Robot makers say World Cup will be theirs by 2050: Some of us may not agree with The Fooker on using technology in sports but even a technophile such as myself thinks this goes too far.
posted by billsaysthis to soccer at 02:40 PM - 10 comments
I can't wait to see this, except I'll probably be dead first. Exciting!
posted by rocketman at 07:14 PM on January 12, 2005
It'll never happen. I can't post the link unfortunately, as the site I found it on is down (Metafilter I think), but there was an article today, from 1961, saying what 2000 will be like according to "experts". It's 99% horseshit and nowhere near being true. At best they'll have robotic linesman at the World Cup by then... And I doubt even that.
posted by Drood at 03:07 AM on January 13, 2005
i wouldn't say it'll never happen, but i would think that they are just using a metaphorical goal and there won't be a contest in 2050 for the World Cup that features a team of robot players. when you look at how far robots have come in the last 10 years it isn't hard to think that 45 more years of development will lead to some amazing things. of course in 1969 people must have thought we'd be living in big space stations and on Mars. and we know how that turned out (different kettle of fish mind, developing robots today isn't some jingoistic cold war exercise so we can assume that the field won't get cut at the knees in the next ten years).
posted by gspm at 07:12 AM on January 13, 2005
I don't even know what to say about this... Its pretty silly.
posted by StarFucker at 11:57 PM on January 13, 2005
SF, you know you want to see this, admit it!
posted by billsaysthis at 12:09 AM on January 14, 2005
30,000 people die every day from a treatable or prevetable disease - and these jokers want to spend the next 45 years teaching robots to play football? Once the robots have learned to dig a well, build a shelter and farm a plot of land, then they can go and play.
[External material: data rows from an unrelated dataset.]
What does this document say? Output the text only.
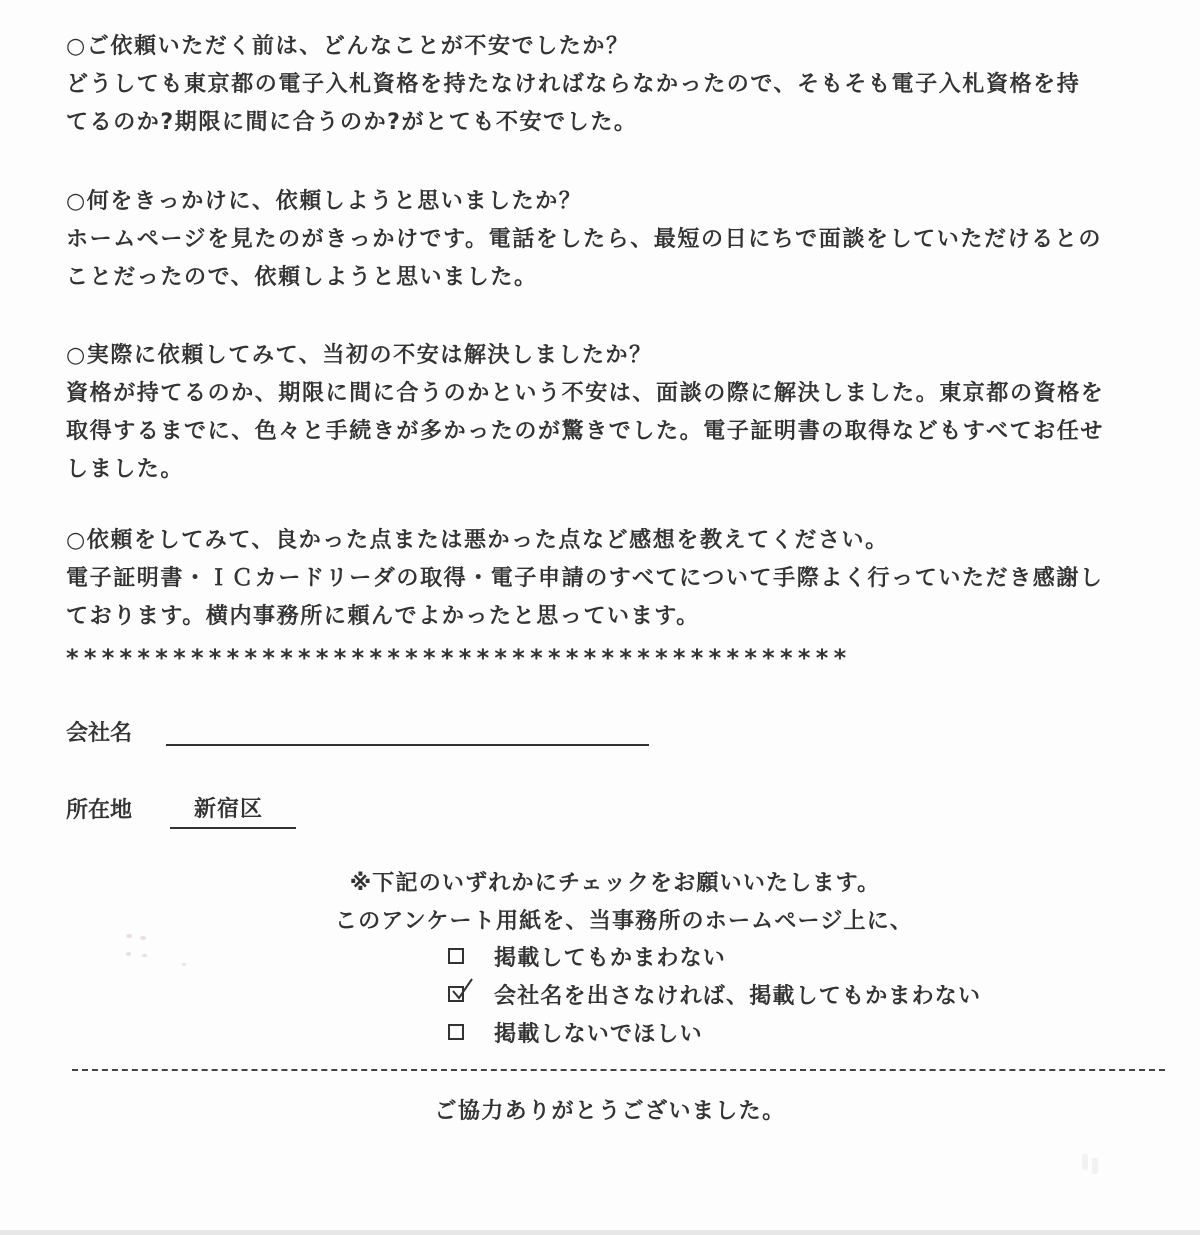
○ご依頼いただく前は、どんなことが不安でしたか？
どうしても東京都の電子入札資格を持たなければならなかったので、そもそも電子入札資格を持
てるのか?期限に間に合うのか?がとても不安でした。
○何をきっかけに、依頼しようと思いましたか？
ホームページを見たのがきっかけです。電話をしたら、最短の日にちで面談をしていただけるとの
ことだったので、依頼しようと思いました。
○実際に依頼してみて、当初の不安は解決しましたか？
資格が持てるのか、期限に間に合うのかという不安は、面談の際に解決しました。東京都の資格を
取得するまでに、色々と手続きが多かったのが驚きでした。電子証明書の取得などもすべてお任せ
しました。
○依頼をしてみて、良かった点または悪かった点など感想を教えてください。
電子証明書・ＩＣカードリーダの取得・電子申請のすべてについて手際よく行っていただき感謝し
ております。横内事務所に頼んでよかったと思っています。
********************************************
会社名
所在地	新宿区
※下記のいずれかにチェックをお願いいたします。
このアンケート用紙を、当事務所のホームページ上に、
掲載してもかまわない
会社名を出さなければ、掲載してもかまわない
掲載しないでほしい
ご協力ありがとうございました。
posted by JJ at 05:16 AM on January 14, 2005
JJ, I'm thinking that the ability to have robots capable of the skills necessary to win the Cup would be the result of developing them for more explicitly commercial tasks, not instead of. But one could also look at your comment and ask why people are willing/allowed to spend money on sports and other forms of entertainment, from which I believe you benefited during your days as a golf pro, when 30,000 people die every day from a treatable or preventable disease.
posted by billsaysthis at 02:19 PM on January 14, 2005
I call straw man on you billy..... There is a huge difference between the freedom of the individual to go out and buy tickets to a pro golf tournament, and the billions of dollars of investment required to create these robots (much of it likely to be state-sponsored) after which the individual may go out and buy tickets to said football match. I agree that there would be a trickle-down concept with the derived technology -- welcome to the "military-entertainment complex"....
posted by smithers at 10:33 AM on January 16, 2005
Smithers, sorry, but that smacks to me of the tired argument against space exploration and other exotic basic research. I believe these robots will come out of corporations and labs who are developing robots to solve problems like assisting the aged and infirm, mining and resource extraction, and police and military uses like land mine removal and bomb disarming, not from direct development of pure athletic robot capabilities except when this is scene as a useful shortcut to a specific ability (e.g., coordinating movement between a group of semi-autonomous robots in response to external stimuli).
posted by billsaysthis at 03:00 PM on January 16, 2005
This article is interesting but its a little scary. Trchnology can go too far!